In short, Goss’ claim about North Korea differed sharply from American intelligence analysis. But perhaps he misspoke?
Not so. A perplexed reporter followed up, asking Goss how he qualified six new North Korean weapons as American “progress.” The congressman’s response was startling: “What they’ve been doing behind the curtain for a long time may be far greater than what you know—that you’ve just quoted to me now.”
To suggest that the intelligence community knows about a massive parallel North Korean program that hasn’t been publicly disclosed strongly strains credulity. Tellingly, when asked whether he had any evidence to substantiate his claims, Goss dodged. The administration would do well to inform the American people if North Korea has indeed been churning out bombs in secret, or otherwise to repudiate Goss’ claim. In the meantime, it seems sensible to believe the intelligence community’s already dire public estimates, which leave no room for the fantastic picture Goss paints.

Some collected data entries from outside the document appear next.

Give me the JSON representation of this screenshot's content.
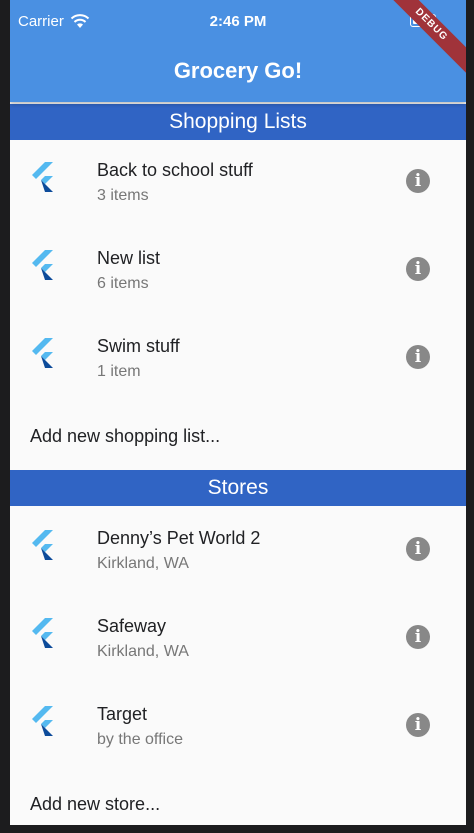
{
  "status": {
    "carrier": "Carrier",
    "time": "2:46 PM"
  },
  "appbar": {
    "title": "Grocery Go!",
    "badge": "DEBUG"
  },
  "shopping": {
    "header": "Shopping Lists",
    "items": [
      {
        "name": "Back to school stuff",
        "sub": "3 items"
      },
      {
        "name": "New list",
        "sub": "6 items"
      },
      {
        "name": "Swim stuff",
        "sub": "1 item"
      }
    ],
    "add_label": "Add new shopping list..."
  },
  "stores": {
    "header": "Stores",
    "items": [
      {
        "name": "Denny’s Pet World 2",
        "sub": "Kirkland, WA"
      },
      {
        "name": "Safeway",
        "sub": "Kirkland, WA"
      },
      {
        "name": "Target",
        "sub": "by the office"
      }
    ],
    "add_label": "Add new store..."
  },
  "icons": {
    "list_logo": "flutter-logo-icon",
    "info": "info-icon",
    "wifi": "wifi-icon",
    "battery": "battery-icon"
  },
  "colors": {
    "appbar": "#4a90e2",
    "section_header": "#3064c4",
    "debug_banner": "#a0333a"
  }
}
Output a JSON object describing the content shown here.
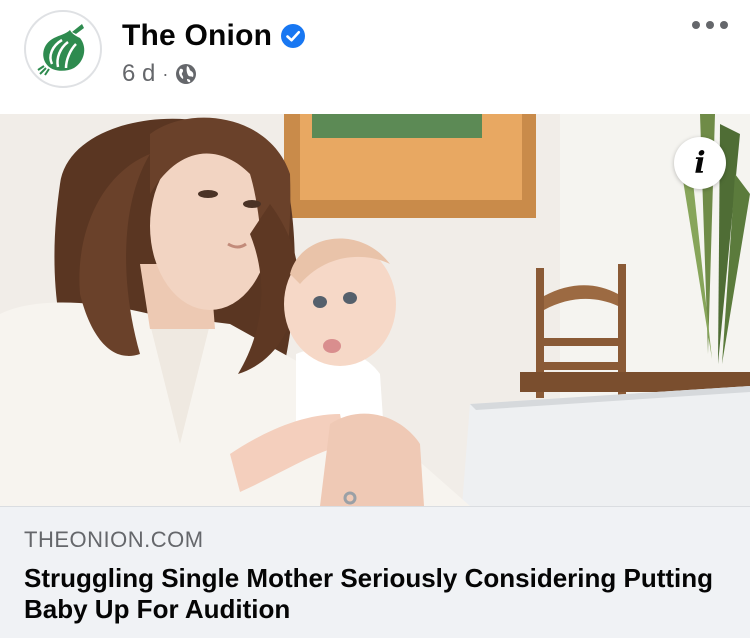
{
  "post": {
    "page_name": "The Onion",
    "verified": true,
    "timestamp": "6 d",
    "separator": "·",
    "audience_icon": "globe-icon",
    "more_icon": "more-options-icon",
    "avatar_icon": "onion-logo-icon"
  },
  "link_preview": {
    "image_alt": "Mother holding baby looking at laptop",
    "info_glyph": "i",
    "domain": "THEONION.COM",
    "title": "Struggling Single Mother Seriously Considering Putting Baby Up For Audition"
  },
  "colors": {
    "brand_green": "#2e8b4f",
    "verified_blue": "#1877f2",
    "secondary_text": "#65676b",
    "footer_bg": "#f0f2f5"
  }
}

Perhaps he genuinely believes that the CIA has so failed, its analysis so poor, that he cannot responsibly base his own claims on the agency’s estimates. This would be a very harsh criticism. But even if it were so, the responsible reaction would be to admit uncertainty, rather than to replace suspect CIA analysis with one man’s guess.
Should these odd comments disqualify Goss from becoming director? Certainly not by themselves—there are many important issues to weigh in evaluating the nominee. But senators need to shine a spotlight on this peculiar episode, behind closed doors if required to protect intelligence secrets, and demand that he explain why he made these claims. They could offer unsettling insight into how Porter Goss relates evidence to truth.